According to the consent order, the bank worked with car dealerships to provide funding for auto loans. When the dealers had customers who wanted to finance an auto purchase, the dealers would send relevant application and underwriting information to the bank, and the bank would determine the minimum interest rate at which it would agree to purchase the loan from the dealer. The bank did not meet or interact with the customers, and it did not receive any information on the customers’ race or national origin.
After the bank set the minimum interest rate at which it would buy the loan, the dealers could add a markup to the interest rate, up to certain limits. The dealers’ compensation from the bank in connection with a loan would be based on the difference between the bank’s minimum interest rate and the dealer’s markup rate.

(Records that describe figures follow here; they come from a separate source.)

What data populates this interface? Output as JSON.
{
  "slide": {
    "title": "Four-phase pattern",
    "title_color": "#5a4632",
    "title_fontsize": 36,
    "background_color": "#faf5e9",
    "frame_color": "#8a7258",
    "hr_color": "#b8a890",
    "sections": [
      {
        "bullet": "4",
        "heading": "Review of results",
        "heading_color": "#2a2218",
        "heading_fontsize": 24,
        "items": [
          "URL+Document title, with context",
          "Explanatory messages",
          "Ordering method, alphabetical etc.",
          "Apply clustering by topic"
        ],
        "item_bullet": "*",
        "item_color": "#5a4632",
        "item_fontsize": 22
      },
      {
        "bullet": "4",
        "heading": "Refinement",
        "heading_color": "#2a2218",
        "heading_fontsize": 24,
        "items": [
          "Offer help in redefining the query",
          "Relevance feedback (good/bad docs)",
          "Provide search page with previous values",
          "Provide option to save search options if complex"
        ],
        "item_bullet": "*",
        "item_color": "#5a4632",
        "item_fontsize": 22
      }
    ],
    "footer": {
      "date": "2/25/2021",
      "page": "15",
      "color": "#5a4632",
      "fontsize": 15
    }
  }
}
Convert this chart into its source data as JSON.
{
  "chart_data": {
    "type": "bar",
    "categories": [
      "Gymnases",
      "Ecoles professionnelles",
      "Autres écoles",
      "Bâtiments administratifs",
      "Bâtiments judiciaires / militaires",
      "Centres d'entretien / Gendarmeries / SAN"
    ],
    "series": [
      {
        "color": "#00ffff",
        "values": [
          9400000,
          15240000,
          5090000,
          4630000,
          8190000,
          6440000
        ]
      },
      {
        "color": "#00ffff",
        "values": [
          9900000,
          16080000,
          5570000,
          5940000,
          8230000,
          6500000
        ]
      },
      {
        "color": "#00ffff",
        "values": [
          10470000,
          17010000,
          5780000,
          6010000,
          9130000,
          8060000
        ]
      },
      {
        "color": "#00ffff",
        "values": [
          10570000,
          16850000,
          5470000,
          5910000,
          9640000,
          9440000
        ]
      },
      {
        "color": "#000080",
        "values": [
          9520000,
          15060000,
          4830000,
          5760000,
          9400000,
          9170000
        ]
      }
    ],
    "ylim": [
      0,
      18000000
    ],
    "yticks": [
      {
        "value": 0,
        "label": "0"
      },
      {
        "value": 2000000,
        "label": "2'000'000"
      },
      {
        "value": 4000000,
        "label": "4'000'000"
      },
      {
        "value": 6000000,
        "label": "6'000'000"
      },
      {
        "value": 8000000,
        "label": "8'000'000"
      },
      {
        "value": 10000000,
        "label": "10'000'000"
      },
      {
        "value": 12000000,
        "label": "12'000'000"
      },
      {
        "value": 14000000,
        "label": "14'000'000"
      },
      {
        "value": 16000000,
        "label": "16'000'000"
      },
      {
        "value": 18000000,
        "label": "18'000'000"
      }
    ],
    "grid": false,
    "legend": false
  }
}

NYDFS concluded that the markup amounts (which were decided solely by the dealers) were higher on average for black, Hispanic, and Asian borrowers than for similarly-situated white borrowers. NYDFS noted that it did not find evidence of any intentional discrimination on the part of the bank or its employees, and the bank never knew the race or national origin of the borrowers. However, NYDFS found that the bank’s policies and practices gave the car dealers discretion to markup consumers’ interest rates above the minimum rate at which the bank would buy the loan, and that resulted in a disparate impact on the basis of race and national origin. NYDFS further noted that the bank did not monitor these dealer markups for potential fair lending risk.
Based on the foregoing, NYDFS found that the bank violated New York’s credit non-discrimination statute. As part of the consent order, the bank agreed to pay a $950,000 civil money penalty and to set up a restitution program for affected borrowers.